My understanding is, that a single player game in modern era on the high difficulty levels has the player close to reaching his victory condition of choice or else, the player being close to be wiped out. Parity with the AI in this game is de facto a winning position.
This is why:
In games on these difficulty levels, I would assume that one has a good grip and understanding of the game and how to win it. The AI does not have such a thing as understanding and on top of that, many AIs are even programmed not to pursue a victory condition with full power. There is a number attached to each leader, that describes how consequently he or she works towards the victory condition of their choice.

For Alex, this number is high. For most AIs, it is not.

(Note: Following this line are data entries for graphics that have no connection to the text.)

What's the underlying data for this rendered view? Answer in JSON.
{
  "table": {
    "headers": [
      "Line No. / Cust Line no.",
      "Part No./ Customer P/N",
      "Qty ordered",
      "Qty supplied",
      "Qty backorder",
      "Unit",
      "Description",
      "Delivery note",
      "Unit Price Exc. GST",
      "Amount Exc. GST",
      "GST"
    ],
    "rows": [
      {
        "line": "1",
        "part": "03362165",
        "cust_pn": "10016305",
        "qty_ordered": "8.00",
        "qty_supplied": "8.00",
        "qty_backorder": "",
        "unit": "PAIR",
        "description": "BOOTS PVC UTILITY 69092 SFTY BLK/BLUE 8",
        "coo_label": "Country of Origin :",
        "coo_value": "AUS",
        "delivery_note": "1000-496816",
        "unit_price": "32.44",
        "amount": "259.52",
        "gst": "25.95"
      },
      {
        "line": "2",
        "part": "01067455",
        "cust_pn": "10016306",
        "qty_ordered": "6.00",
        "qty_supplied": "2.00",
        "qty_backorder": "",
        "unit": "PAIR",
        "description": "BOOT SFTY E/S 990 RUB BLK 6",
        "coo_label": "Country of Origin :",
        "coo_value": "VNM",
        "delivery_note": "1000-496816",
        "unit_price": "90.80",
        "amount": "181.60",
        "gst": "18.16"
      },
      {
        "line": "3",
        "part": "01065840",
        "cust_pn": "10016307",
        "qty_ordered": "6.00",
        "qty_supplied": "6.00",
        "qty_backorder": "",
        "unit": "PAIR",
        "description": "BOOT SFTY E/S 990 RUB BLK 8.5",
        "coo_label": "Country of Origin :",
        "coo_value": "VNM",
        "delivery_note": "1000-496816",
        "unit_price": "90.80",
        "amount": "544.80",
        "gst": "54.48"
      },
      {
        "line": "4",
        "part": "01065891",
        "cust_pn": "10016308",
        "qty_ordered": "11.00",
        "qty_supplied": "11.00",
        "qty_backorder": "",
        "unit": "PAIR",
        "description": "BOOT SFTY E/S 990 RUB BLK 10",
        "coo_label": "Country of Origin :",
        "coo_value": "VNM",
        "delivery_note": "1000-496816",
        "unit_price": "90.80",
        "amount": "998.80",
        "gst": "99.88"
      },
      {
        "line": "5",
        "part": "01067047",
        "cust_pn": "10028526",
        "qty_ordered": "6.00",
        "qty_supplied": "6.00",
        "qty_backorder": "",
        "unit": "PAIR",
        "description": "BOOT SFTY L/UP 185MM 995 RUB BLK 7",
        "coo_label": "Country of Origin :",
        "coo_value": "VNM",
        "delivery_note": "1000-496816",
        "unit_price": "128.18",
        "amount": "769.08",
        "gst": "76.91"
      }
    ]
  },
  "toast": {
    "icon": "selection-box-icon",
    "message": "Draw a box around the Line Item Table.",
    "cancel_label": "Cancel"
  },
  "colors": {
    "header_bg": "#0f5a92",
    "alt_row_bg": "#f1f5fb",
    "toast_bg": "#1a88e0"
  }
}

Consequently, the player has a large advantage. The better she understands the game mechanics, the more she can use them to make their victory happen. Everything up to and including immortal difficulty can be beaten by the player if she learns the mechanics and uses them. Even without the 'tricks' people might or might not consider fishy.

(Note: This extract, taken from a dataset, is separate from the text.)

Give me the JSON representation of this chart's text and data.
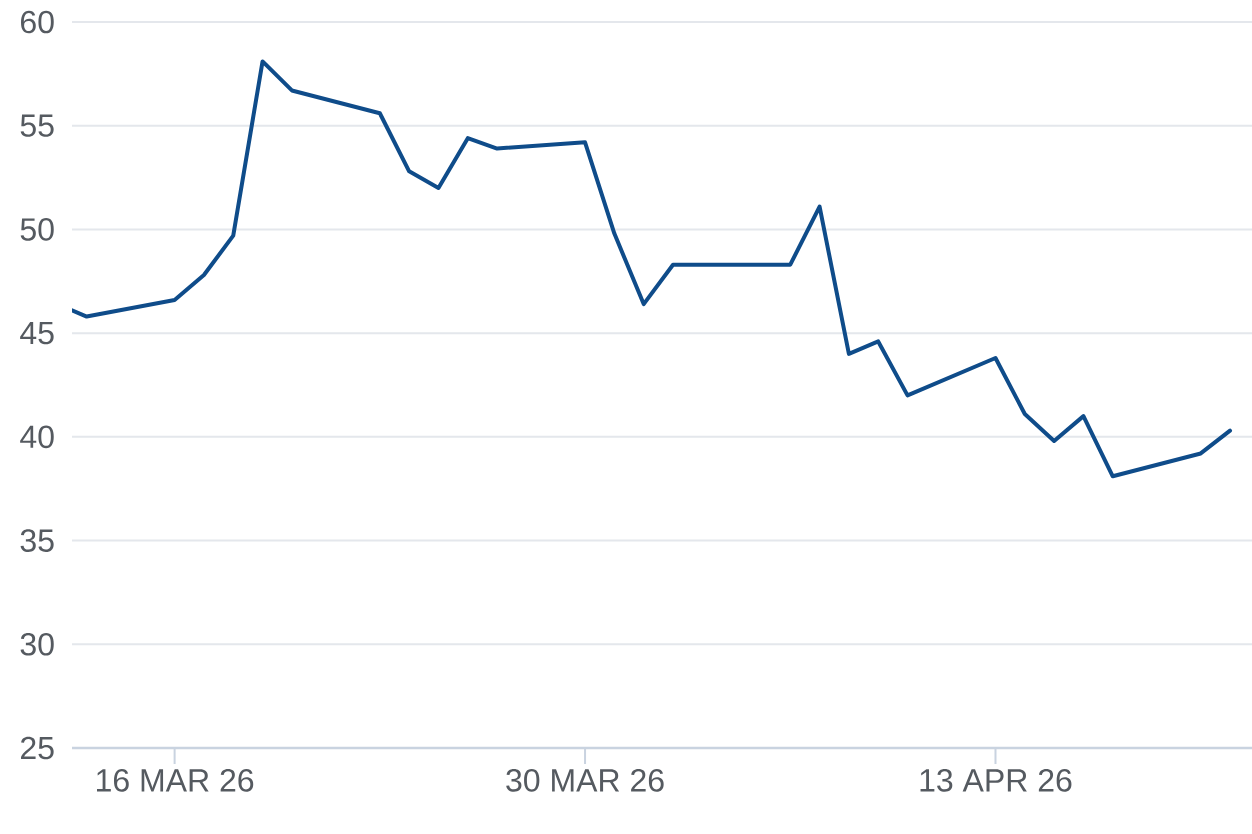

So, nukes are the only real challenge the game provides aside from overcoming the starting situation. If you take this out, the game becomes boring as soon as you reach parity.
 
... many AIs are even programmed not to pursue a victory condition with full power. There is a number attached to each leader, that describes how consequently he or she works towards the victory condition of their choice.

For Alex, this number is high. For most AIs, it is not.

I wonder why every AI doesn't have this figure set to 10 ... ??
 
Perhaps because it decides on turn 1 which victory condition is the primary one?

A human once he figures out his desired victory condition would pursue it at 10, but often a human will wait a few turns before desiring which condition to win by.

I wonder why every AI doesn't have this figure set to 10 ... ??
 
I wonder why every AI doesn't have this figure set to 10 ... ??

While I think it should (if it works properly), there would be way too many more rants of how the AI is playing to win and not rolling over for the human player. How dare and UNFAIR the AI use an equalizer like a nuke against us!
 
It's not Civ if there aren't any Nukes! :nuke::nuke::nuke:

anyway, I rarely use Nukes considering that I usually don't go into the Modern era, but, with that said, Nukes are always satisfying. However the 1 upt makes them a lot less formidable :sad:
 
I've destroyed cities with nukes in quite a few games and I strictly play MP. Starting positions are unfair. Fix that and this game would be a lot more balanced.
 
While I think it should (if it works properly), there would be way too many more rants of how the AI is playing to win and not rolling over for the human player. How dare and UNFAIR the AI use an equalizer like a nuke against us!

Such rants shed much heat but little light. They come from newbies who are confused and enraged when they lose a game they thought they were winning.